Metnin çok bozuk olan arka yüzünde, geceleyin düşman karargahına bir baskın yapıldığı ve onların yenilgiye uğratıldığı anlatılmakta, alınan ganimetlerden eksik cümleler halinde bahsedilmektedir.
Görülüyor ki bu metin, Anadolu kökenli olmamakla beraber, Anadolu hakkında bilgi veren en eski yazılı vesikadır. Bu metinden anlaşıldığı kadarıyla, M.Ö. 3. binyılın sonlarında Anadolu‟da büyük bir devlet yoktu. Ancak, her şehirde küçük bir krallık hüküm sürmekte idi. Aralarında hakimiyet mücadelesi yaptıklarına şüphe olmayan bu şehir devletleri, dıştan gelen tehlikeler karşısında, içlerindeki en güçlü şehir kralının liderliği altında birleşerek, tek bir güç halinde mücadele etmesini de biliyorlardı. Gerçekten, bu vesikada da belirtildiği üzere, Akkad imparatoru Naram-Sin, 17 Anadolu kralının oluşturduğu koalisyona karşı savaşmış ve onları mağlup etmişti.

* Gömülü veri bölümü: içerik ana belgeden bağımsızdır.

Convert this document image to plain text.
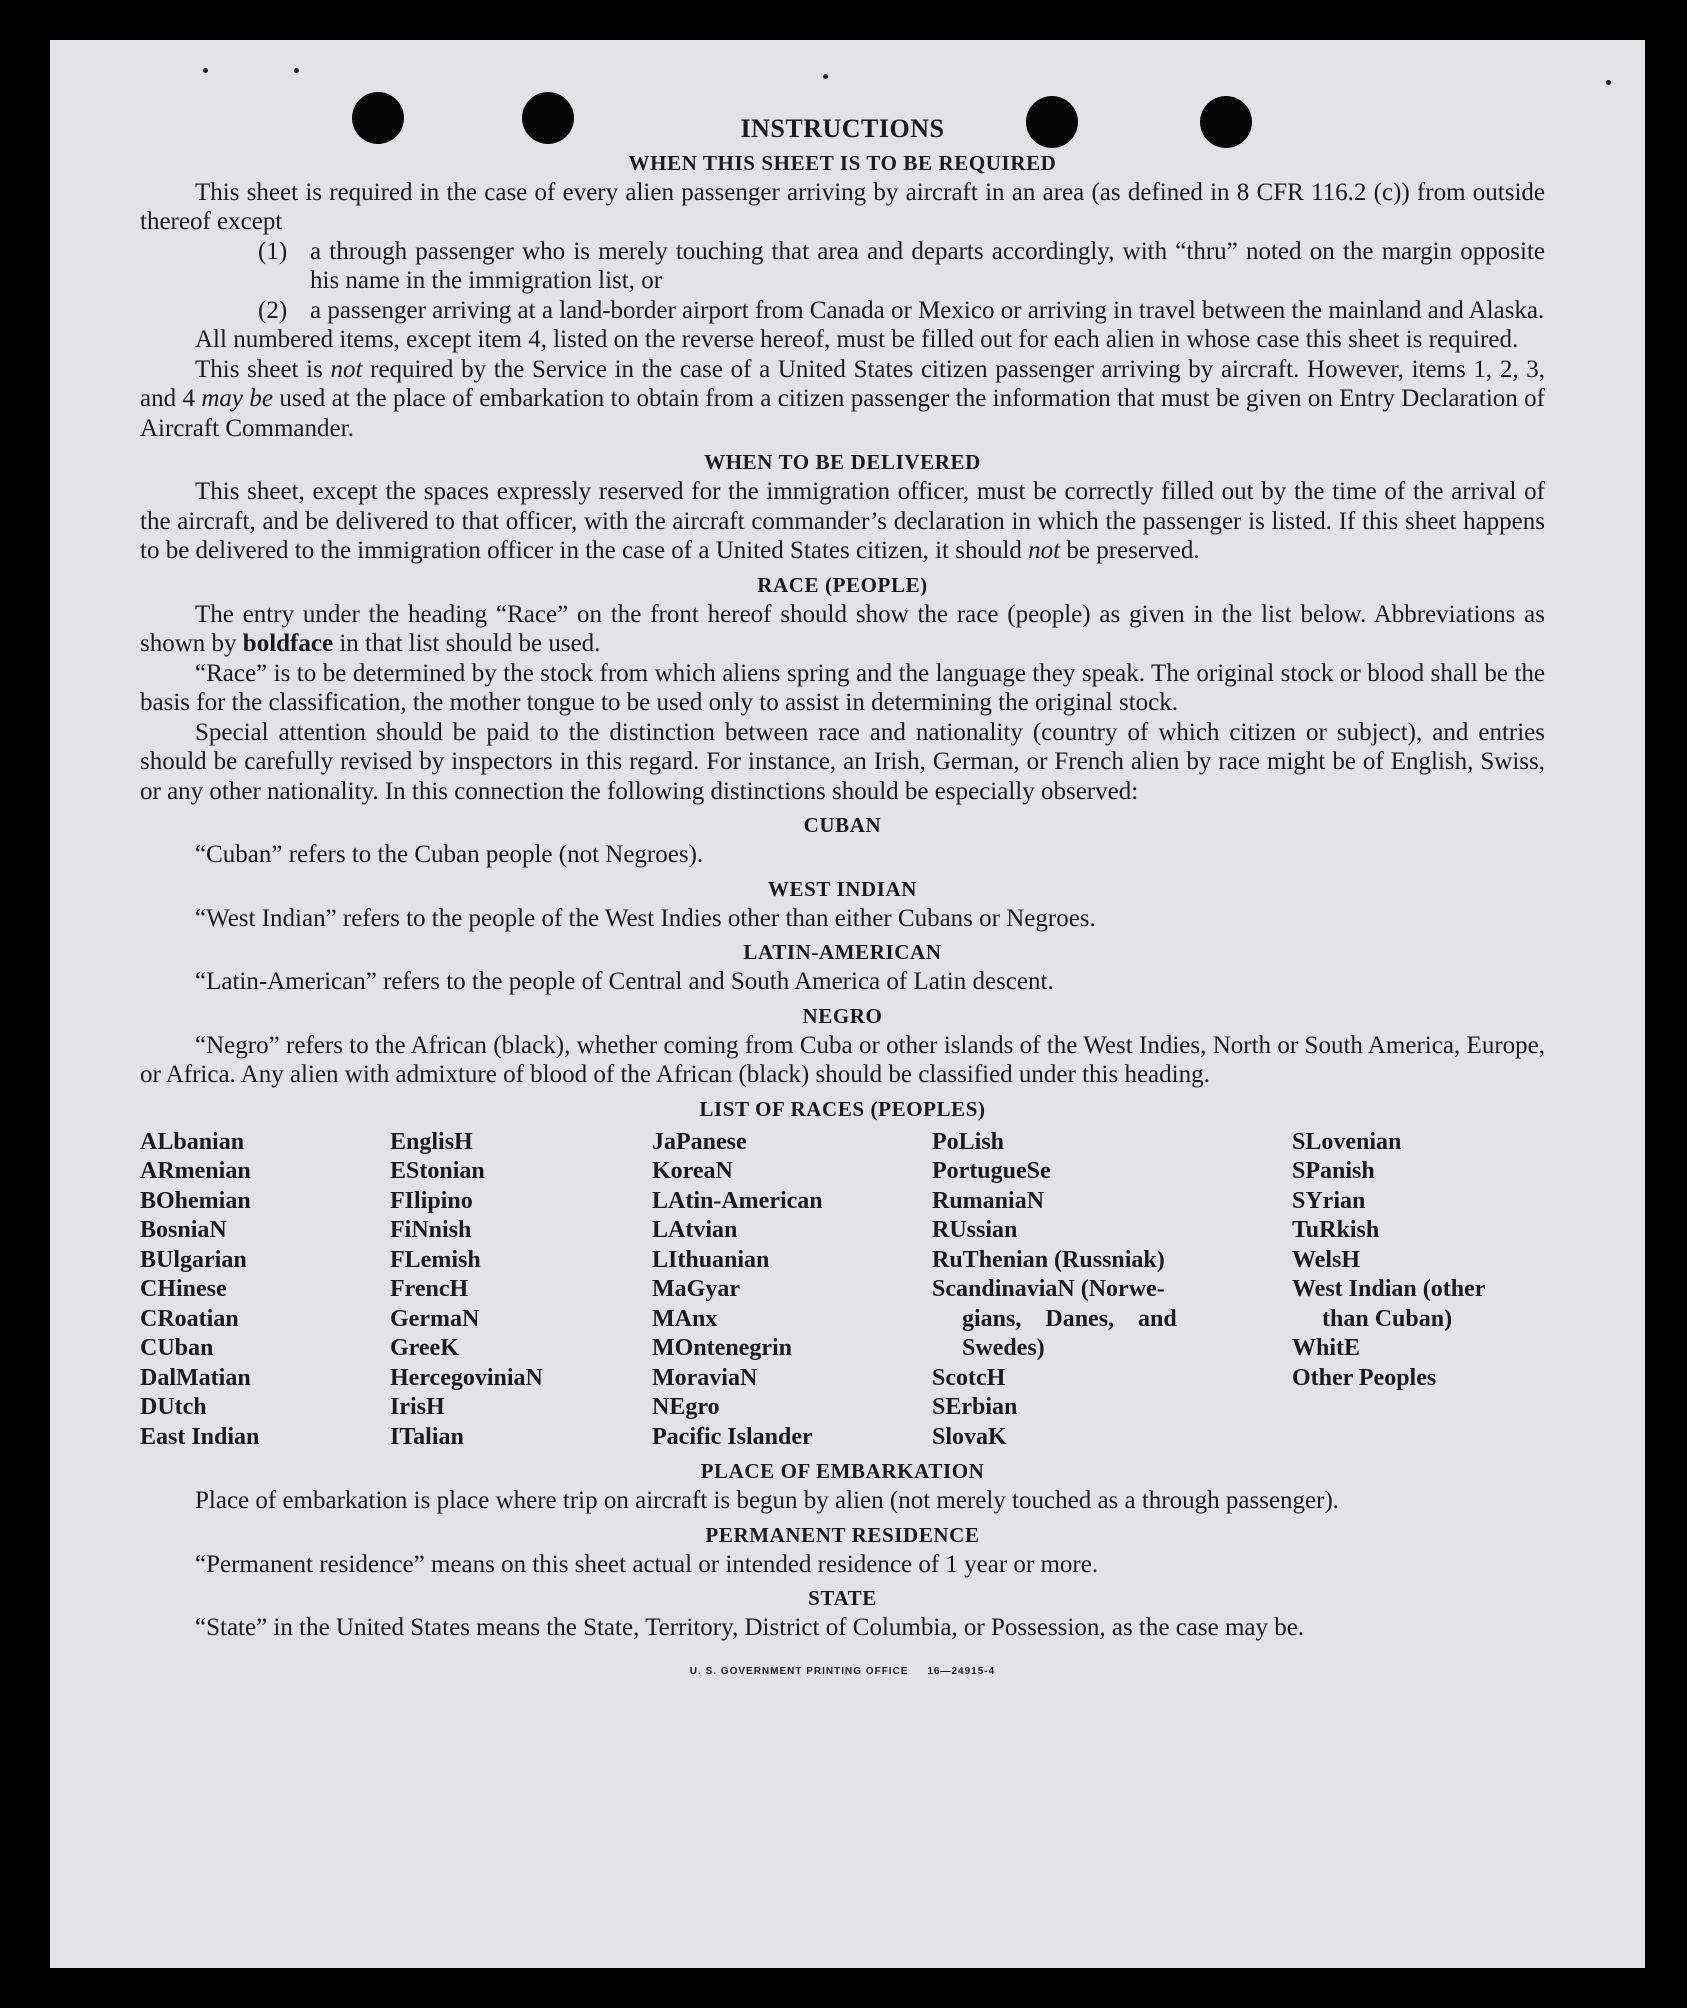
INSTRUCTIONS
WHEN THIS SHEET IS TO BE REQUIRED

This sheet is required in the case of every alien passenger arriving by aircraft in an area (as defined in 8 CFR 116.2 (c)) from outside thereof except

(1) a through passenger who is merely touching that area and departs accordingly, with “thru” noted on the margin opposite his name in the immigration list, or
(2) a passenger arriving at a land-border airport from Canada or Mexico or arriving in travel between the mainland and Alaska.

All numbered items, except item 4, listed on the reverse hereof, must be filled out for each alien in whose case this sheet is required.

This sheet is not required by the Service in the case of a United States citizen passenger arriving by aircraft. However, items 1, 2, 3, and 4 may be used at the place of embarkation to obtain from a citizen passenger the information that must be given on Entry Declaration of Aircraft Commander.

WHEN TO BE DELIVERED

This sheet, except the spaces expressly reserved for the immigration officer, must be correctly filled out by the time of the arrival of the aircraft, and be delivered to that officer, with the aircraft commander’s declaration in which the passenger is listed. If this sheet happens to be delivered to the immigration officer in the case of a United States citizen, it should not be preserved.

RACE (PEOPLE)

The entry under the heading “Race” on the front hereof should show the race (people) as given in the list below. Abbreviations as shown by boldface in that list should be used.

“Race” is to be determined by the stock from which aliens spring and the language they speak. The original stock or blood shall be the basis for the classification, the mother tongue to be used only to assist in determining the original stock.

Special attention should be paid to the distinction between race and nationality (country of which citizen or subject), and entries should be carefully revised by inspectors in this regard. For instance, an Irish, German, or French alien by race might be of English, Swiss, or any other nationality. In this connection the following distinctions should be especially observed:

CUBAN

“Cuban” refers to the Cuban people (not Negroes).

WEST INDIAN

“West Indian” refers to the people of the West Indies other than either Cubans or Negroes.

LATIN-AMERICAN

“Latin-American” refers to the people of Central and South America of Latin descent.

NEGRO

“Negro” refers to the African (black), whether coming from Cuba or other islands of the West Indies, North or South America, Europe, or Africa. Any alien with admixture of blood of the African (black) should be classified under this heading.

LIST OF RACES (PEOPLES)
ALbanian
ARmenian
BOhemian
BosniaN
BUlgarian
CHinese
CRoatian
CUban
DalMatian
DUtch
East Indian
EnglisH
EStonian
FIlipino
FiNnish
FLemish
FrencH
GermaN
GreeK
HercegoviniaN
IrisH
ITalian
JaPanese
KoreaN
LAtin-American
LAtvian
LIthuanian
MaGyar
MAnx
MOntenegrin
MoraviaN
NEgro
Pacific Islander
PoLish
PortugueSe
RumaniaN
RUssian
RuThenian (Russniak)
ScandinaviaN (Norwe-
gians, Danes, and
Swedes)
ScotcH
SErbian
SlovaK
SLovenian
SPanish
SYrian
TuRkish
WelsH
West Indian (other
than Cuban)
WhitE
Other Peoples
PLACE OF EMBARKATION

Place of embarkation is place where trip on aircraft is begun by alien (not merely touched as a through passenger).

PERMANENT RESIDENCE

“Permanent residence” means on this sheet actual or intended residence of 1 year or more.

STATE

“State” in the United States means the State, Territory, District of Columbia, or Possession, as the case may be.

U. S. GOVERNMENT PRINTING OFFICE     16—24915-4
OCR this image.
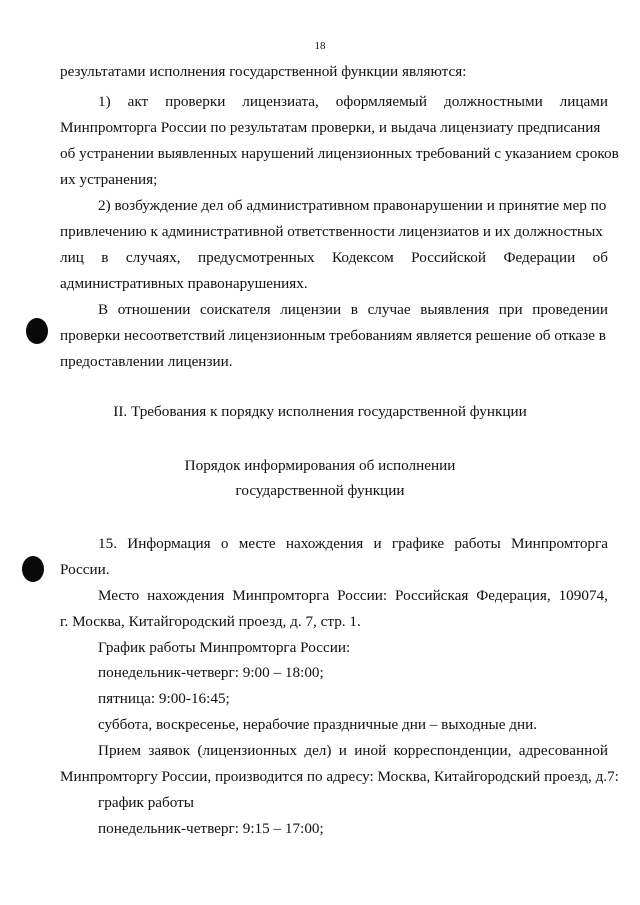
18
результатами исполнения государственной функции являются:
1) акт проверки лицензиата, оформляемый должностными лицами
Минпромторга России по результатам проверки, и выдача лицензиату предписания
об устранении выявленных нарушений лицензионных требований с указанием сроков
их устранения;
2) возбуждение дел об административном правонарушении и принятие мер по
привлечению к административной ответственности лицензиатов и их должностных
лиц в случаях, предусмотренных Кодексом Российской Федерации об
административных правонарушениях.
В отношении соискателя лицензии в случае выявления при проведении
проверки несоответствий лицензионным требованиям является решение об отказе в
предоставлении лицензии.
II. Требования к порядку исполнения государственной функции
Порядок информирования об исполнении
государственной функции
15. Информация о месте нахождения и графике работы Минпромторга
России.
Место нахождения Минпромторга России: Российская Федерация, 109074,
г. Москва, Китайгородский проезд, д. 7, стр. 1.
График работы Минпромторга России:
понедельник-четверг: 9:00 – 18:00;
пятница: 9:00-16:45;
суббота, воскресенье, нерабочие праздничные дни – выходные дни.
Прием заявок (лицензионных дел) и иной корреспонденции, адресованной
Минпромторгу России, производится по адресу: Москва, Китайгородский проезд, д.7:
график работы
понедельник-четверг: 9:15 – 17:00;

Bu krallardan biri de metnin 15. satırında geçen Türki kralı İlşu-Nail‟di. Burada geçen “Türki” kelimesinin Türk olduğuna Şüphe olmadığı gibi, İlşu-Nail ismi de kulağa pek yabancı gelmemektedir.
Demek ki, günümüzden yaklaşık olarak 4200 yıl önce Anadolu‟da değişik ırklardan muhtelif kavimler yaşamakta olup, bunlardan biri de Asya kökenli Türk kavmi idi.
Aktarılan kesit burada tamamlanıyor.